Harvard’s tech startup successes

[Zuckerberg]While Harvard students, Bill Gates co- founded Microsoft in 1975, and Mark Zuckerberg founded Facebook in 2004. There weren’t a lot of home runs in between. Unlike the little science school down the road, Harvard doesn’t have a lot of big success stories.

The small business column of the Wall Street Journal has a long feature on today’s incipient entrepreneurship among current Harvard students, encouraged by Zuckerberg as a role model.

Based on my own experience and research, my sense is that student (or you alumni) entrepreneurship succeeds based on four factors:
  • student intelligence/ability
  • cultural attitudes surrounding the nascent entrepreneurs — family, friends, faculty, fellow students, local industry. (This is Stanford’s secret weapon, dating back to the Terman days).
  • formal preparation, such as technology entrepreneurship programs
  • external demand conditions, like starting a dot-com in 1998 or Web 2.0 company in 2004.
Harvard obviously has smart students, and now it has a real engineering school which (if it’s like other engineering schools) will be filled with faculty interested in solving real problems.

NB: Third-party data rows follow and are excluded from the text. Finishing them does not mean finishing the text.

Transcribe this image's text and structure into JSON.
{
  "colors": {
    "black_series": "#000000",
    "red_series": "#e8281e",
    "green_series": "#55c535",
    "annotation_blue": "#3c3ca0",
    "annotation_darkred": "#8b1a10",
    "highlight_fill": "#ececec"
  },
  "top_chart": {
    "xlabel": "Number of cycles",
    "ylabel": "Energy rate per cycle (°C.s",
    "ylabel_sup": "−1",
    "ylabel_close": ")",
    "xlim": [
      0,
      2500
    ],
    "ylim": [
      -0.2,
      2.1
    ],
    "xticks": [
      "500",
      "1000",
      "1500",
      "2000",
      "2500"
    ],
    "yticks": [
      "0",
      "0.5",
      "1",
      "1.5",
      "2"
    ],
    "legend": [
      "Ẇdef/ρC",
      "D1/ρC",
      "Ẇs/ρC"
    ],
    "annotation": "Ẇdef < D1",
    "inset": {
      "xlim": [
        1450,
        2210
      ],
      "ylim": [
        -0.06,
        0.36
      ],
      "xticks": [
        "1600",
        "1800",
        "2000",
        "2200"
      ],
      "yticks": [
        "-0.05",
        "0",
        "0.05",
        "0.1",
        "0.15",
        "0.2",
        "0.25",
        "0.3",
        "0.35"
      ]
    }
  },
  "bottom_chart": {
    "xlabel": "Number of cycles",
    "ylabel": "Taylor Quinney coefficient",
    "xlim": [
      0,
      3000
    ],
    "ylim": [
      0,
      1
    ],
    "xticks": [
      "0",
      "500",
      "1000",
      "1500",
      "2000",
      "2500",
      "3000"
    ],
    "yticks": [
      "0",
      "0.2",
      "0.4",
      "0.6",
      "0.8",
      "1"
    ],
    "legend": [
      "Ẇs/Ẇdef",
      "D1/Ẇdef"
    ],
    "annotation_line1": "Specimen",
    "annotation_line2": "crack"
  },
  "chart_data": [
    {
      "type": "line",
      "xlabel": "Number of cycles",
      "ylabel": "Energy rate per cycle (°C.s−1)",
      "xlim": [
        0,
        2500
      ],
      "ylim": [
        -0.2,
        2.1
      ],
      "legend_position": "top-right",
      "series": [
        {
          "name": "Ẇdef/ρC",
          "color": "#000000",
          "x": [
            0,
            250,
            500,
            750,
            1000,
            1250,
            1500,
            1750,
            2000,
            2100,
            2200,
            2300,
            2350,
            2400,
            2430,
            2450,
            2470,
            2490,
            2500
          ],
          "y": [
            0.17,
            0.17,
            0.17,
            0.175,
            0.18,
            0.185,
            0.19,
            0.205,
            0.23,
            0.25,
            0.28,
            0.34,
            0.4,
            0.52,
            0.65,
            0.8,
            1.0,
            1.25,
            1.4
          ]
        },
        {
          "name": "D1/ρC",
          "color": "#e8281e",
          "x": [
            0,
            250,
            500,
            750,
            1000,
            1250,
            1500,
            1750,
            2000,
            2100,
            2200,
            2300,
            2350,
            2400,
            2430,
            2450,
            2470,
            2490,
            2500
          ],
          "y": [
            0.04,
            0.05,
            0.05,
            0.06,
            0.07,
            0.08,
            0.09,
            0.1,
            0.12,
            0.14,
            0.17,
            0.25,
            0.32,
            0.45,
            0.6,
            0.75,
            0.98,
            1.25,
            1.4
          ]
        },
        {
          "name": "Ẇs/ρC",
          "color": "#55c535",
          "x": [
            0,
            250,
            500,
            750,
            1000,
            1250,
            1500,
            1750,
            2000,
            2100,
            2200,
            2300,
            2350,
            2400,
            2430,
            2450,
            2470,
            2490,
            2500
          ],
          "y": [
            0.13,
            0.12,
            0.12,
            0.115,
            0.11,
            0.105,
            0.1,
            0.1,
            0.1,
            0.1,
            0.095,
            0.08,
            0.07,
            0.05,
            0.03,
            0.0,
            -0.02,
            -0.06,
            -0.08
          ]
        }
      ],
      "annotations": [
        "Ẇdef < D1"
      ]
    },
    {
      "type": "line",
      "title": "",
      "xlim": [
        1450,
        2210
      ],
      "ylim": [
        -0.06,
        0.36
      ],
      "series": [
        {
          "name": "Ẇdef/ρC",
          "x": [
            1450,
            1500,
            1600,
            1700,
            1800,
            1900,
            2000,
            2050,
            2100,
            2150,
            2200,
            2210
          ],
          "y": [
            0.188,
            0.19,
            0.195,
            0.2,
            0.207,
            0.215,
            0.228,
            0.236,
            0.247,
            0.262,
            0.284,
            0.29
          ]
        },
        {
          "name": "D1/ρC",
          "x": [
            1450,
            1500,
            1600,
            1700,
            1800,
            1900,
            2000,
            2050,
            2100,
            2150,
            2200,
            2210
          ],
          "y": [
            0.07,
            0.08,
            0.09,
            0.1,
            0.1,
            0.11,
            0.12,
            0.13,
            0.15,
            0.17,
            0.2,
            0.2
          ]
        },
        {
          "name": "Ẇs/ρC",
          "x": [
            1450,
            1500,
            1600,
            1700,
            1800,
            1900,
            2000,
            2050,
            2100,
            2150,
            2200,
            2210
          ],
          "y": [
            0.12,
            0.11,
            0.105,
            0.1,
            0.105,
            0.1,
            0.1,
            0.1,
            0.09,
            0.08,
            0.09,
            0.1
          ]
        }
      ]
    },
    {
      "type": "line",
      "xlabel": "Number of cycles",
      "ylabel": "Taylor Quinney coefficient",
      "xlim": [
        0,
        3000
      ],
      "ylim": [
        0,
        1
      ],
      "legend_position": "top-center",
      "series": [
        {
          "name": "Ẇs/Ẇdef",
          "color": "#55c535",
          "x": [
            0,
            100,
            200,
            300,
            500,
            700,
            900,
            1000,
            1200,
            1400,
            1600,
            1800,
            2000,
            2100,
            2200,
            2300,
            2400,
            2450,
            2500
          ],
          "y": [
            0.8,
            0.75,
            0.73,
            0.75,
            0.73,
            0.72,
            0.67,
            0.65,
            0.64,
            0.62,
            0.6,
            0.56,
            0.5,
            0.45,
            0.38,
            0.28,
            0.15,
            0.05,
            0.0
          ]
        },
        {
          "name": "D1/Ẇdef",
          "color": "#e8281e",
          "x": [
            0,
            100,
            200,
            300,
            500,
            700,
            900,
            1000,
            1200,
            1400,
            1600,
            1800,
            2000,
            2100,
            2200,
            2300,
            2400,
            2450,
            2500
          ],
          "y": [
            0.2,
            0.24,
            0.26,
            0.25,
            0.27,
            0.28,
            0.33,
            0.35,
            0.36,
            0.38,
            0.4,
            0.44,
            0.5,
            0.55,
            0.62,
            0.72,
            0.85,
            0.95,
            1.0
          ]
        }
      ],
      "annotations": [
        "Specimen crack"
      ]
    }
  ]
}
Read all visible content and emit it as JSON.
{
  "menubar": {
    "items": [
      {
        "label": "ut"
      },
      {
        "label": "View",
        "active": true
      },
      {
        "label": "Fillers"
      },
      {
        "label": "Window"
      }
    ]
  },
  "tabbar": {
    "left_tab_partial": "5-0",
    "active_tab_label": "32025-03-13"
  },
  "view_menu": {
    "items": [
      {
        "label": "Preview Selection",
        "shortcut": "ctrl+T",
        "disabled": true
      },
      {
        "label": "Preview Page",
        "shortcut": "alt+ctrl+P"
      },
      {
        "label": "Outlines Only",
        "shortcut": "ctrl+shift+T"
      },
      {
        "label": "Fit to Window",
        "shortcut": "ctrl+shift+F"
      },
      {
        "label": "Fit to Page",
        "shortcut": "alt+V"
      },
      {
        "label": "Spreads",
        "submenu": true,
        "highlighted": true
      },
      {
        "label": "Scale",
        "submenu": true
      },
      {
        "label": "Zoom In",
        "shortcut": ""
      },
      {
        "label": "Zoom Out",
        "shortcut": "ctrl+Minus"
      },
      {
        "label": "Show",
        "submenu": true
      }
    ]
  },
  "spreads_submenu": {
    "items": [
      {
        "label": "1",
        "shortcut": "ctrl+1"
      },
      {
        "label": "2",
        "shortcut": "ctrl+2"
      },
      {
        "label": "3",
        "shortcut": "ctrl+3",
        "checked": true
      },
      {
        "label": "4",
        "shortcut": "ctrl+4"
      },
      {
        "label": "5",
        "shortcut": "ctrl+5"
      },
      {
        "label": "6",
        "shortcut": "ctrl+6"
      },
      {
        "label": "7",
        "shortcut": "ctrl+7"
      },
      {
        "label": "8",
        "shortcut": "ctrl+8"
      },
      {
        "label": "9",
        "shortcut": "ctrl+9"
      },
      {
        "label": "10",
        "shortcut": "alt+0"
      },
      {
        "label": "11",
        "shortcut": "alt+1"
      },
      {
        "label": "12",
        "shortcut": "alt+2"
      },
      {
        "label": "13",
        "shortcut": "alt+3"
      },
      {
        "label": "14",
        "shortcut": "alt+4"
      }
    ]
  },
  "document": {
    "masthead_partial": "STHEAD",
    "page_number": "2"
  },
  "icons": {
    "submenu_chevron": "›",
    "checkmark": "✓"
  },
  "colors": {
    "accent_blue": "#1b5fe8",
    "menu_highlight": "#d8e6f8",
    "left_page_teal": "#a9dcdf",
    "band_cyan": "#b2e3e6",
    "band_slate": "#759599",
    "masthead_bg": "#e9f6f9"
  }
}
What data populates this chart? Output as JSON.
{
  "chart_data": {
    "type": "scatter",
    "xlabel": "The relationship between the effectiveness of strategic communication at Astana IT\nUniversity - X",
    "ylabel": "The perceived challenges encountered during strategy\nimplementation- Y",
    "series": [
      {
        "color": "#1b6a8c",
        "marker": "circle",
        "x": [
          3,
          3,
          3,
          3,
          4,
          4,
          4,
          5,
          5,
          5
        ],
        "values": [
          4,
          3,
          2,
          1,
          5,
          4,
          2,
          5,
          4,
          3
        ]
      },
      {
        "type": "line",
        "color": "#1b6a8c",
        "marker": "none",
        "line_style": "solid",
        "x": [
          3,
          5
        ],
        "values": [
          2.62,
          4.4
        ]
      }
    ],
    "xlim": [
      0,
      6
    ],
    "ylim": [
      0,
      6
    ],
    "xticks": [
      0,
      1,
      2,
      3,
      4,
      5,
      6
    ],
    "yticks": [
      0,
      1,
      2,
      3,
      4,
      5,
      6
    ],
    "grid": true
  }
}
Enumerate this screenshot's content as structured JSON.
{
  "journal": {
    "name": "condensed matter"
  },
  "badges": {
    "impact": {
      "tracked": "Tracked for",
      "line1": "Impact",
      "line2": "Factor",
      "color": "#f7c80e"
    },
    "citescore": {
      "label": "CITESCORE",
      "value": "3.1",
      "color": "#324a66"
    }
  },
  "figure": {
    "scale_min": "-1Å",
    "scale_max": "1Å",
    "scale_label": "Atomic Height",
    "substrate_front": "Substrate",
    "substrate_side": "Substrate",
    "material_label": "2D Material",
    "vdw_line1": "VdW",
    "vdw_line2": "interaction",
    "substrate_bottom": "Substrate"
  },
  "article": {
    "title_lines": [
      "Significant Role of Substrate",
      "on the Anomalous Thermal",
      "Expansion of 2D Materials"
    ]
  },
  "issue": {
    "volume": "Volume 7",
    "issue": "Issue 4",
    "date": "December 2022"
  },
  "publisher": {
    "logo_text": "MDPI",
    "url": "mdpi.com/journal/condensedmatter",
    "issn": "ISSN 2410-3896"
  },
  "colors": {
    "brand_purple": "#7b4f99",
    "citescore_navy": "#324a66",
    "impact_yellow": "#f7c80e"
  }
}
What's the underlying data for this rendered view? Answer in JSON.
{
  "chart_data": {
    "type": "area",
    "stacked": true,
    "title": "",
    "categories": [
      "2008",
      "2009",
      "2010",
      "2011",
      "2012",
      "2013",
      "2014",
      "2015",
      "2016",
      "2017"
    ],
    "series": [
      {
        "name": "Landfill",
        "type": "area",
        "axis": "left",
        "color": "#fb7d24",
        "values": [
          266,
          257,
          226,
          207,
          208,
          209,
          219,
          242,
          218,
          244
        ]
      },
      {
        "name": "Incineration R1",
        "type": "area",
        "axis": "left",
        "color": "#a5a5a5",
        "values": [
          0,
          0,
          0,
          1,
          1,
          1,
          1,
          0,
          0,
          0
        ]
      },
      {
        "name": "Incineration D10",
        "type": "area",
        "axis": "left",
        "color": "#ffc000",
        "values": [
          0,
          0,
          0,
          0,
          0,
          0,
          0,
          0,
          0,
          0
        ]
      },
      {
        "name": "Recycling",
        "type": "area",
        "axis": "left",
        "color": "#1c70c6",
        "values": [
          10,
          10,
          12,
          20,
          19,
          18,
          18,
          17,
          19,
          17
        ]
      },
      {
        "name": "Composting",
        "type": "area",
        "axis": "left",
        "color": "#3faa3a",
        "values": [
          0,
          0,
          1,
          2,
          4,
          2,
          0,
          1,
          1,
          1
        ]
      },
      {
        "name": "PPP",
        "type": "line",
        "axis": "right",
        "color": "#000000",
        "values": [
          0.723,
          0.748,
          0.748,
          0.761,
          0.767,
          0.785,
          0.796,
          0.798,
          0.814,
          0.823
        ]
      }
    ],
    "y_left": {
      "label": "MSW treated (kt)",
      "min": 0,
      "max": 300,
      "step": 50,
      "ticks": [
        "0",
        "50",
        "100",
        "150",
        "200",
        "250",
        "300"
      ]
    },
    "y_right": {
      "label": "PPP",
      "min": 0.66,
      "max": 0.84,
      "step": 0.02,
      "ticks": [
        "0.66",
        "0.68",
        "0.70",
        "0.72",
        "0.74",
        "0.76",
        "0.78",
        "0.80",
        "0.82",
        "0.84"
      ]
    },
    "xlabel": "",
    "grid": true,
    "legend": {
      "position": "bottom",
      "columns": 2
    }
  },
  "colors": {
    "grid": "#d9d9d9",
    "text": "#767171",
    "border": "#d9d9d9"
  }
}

The WSJ talks about the culture issues. I hope that it’s more about empowerment — a belief in the possible through the Zuckerberg existence proof. But (as with a decade ago) there’s a hint that greed is a (the?) major factor. Wanting financial returns is fine, but great startups are created by entrepreneurs who want to change the world, not those who are counting the days to their IPO.